All good things must come to an end. For a multitude of reasons, your team or organization may decide to deprecate or retire a service. The act of sunsetting a service should have a fully defined process that extends beyond the semi-popular approach of just "turning it off."

Deprecation vs. Retirement#

If it's decided to no longer make investments that improve a service, that may not necessarily mean it gets completely shut down. Deprecating a service is a way of defining a new set of expectations with consumers. In a deprecated state, no new functionality is added to a service. However, an expectation may be set with consumers that the service may continue to provide bug fixes or security remediations for some amount of time to come.

Retiring a service implies that it will be shut down completely and it will cease to be available after a defined date. It's common to first deprecate a service for a specified period of time prior to its complete retirement.

Identifying Customers#

Prior to retiring a service, service owners should work to identify their current/active customers. Activity logs are a good place to start the identification process. Component services (e.g., add-on portions of a parent product) may be able to work with external customer-facing teams to determine contractual obligations and current users. Service owners should take all pragmatic measures to create a customer list to understand the impact of retiring their service.

For a variety of reasons, it's not always possible for service owners to uniquely identify and reach out to all of their current/active customers. Even if those customers can't be identified by name, understanding metrics like monthly active users, volume of requests, and unique sources of connections can help service owners make informed decisions about the impact of retiring a service.

Business Impact#

Once any active customers of a service have been identified, decisions about the business impact of its deprecation or retirement can be made.
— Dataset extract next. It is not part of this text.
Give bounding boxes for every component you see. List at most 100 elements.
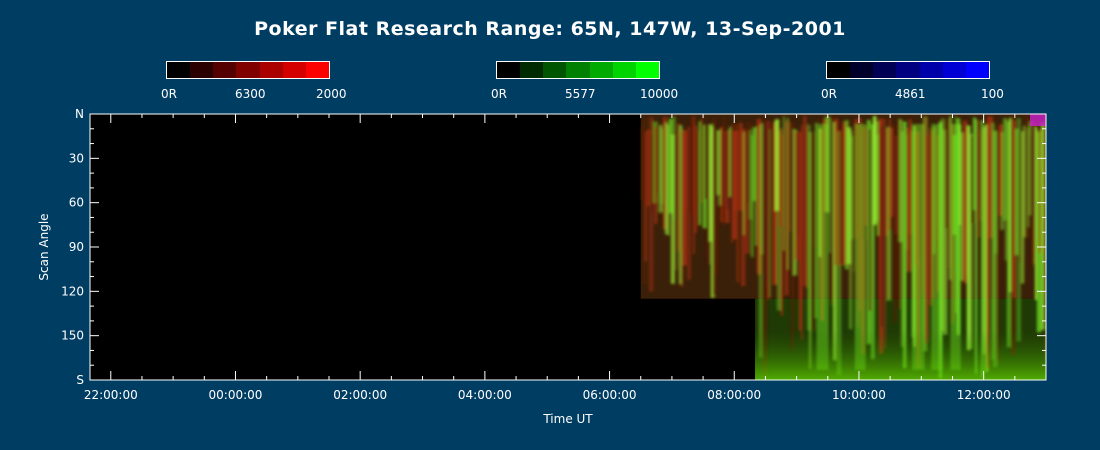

Service owners should utilize their connection with senior leadership to help communicate and quantify business impact. Service owners may not have all the direct information necessary to understand the impact of sunsetting their service. Senior leadership should help facilitate discussions with other parts of the organization (e.g., Sales, Support, Customer Success, etc.) to create a more complete understanding of the business impact for sunsetting a service.

Offboarding customers#

Once business impact is understood and the decision to sunset a service has been made, how that decision is communicated to customers has a vital impact on customer satisfaction and the overall customer perception of your organization. Customers typically need more than ample time to react to and adapt in preparation for the retirement of a service.

Consider the cycle time necessary for your organization to identify and reach the necessary customers, for those customers to figure out a response plan, get that plan into their workstreams (your service is likely not the only one they have to manage), validate that change with their own internal teams/stakeholders, release that change into production, and transition their own customer traffic to consume this new change with ample time to validate they are not creating any inadvertent downstream impacts to their customers. Consider what that cycle time is like for your customers, then double it or triple it. That's probably just under the least amount of notice your customers expect to prepare them for the retirement of a production service they rely on.

In addition to providing sufficiently advanced notice, customers would benefit from service owners or the business providing alternative options including, but not limited to, migration plans to help ensure continuous availability for their needs. For example, if another service (or API) your company/organization offers can fulfill the needs of the service being retired, ensure that a fully validated migration plan is communicated as part of the retirement date announcement. Clearly communicating customer offboarding procedures will make or break customer satisfaction during these precarious operations.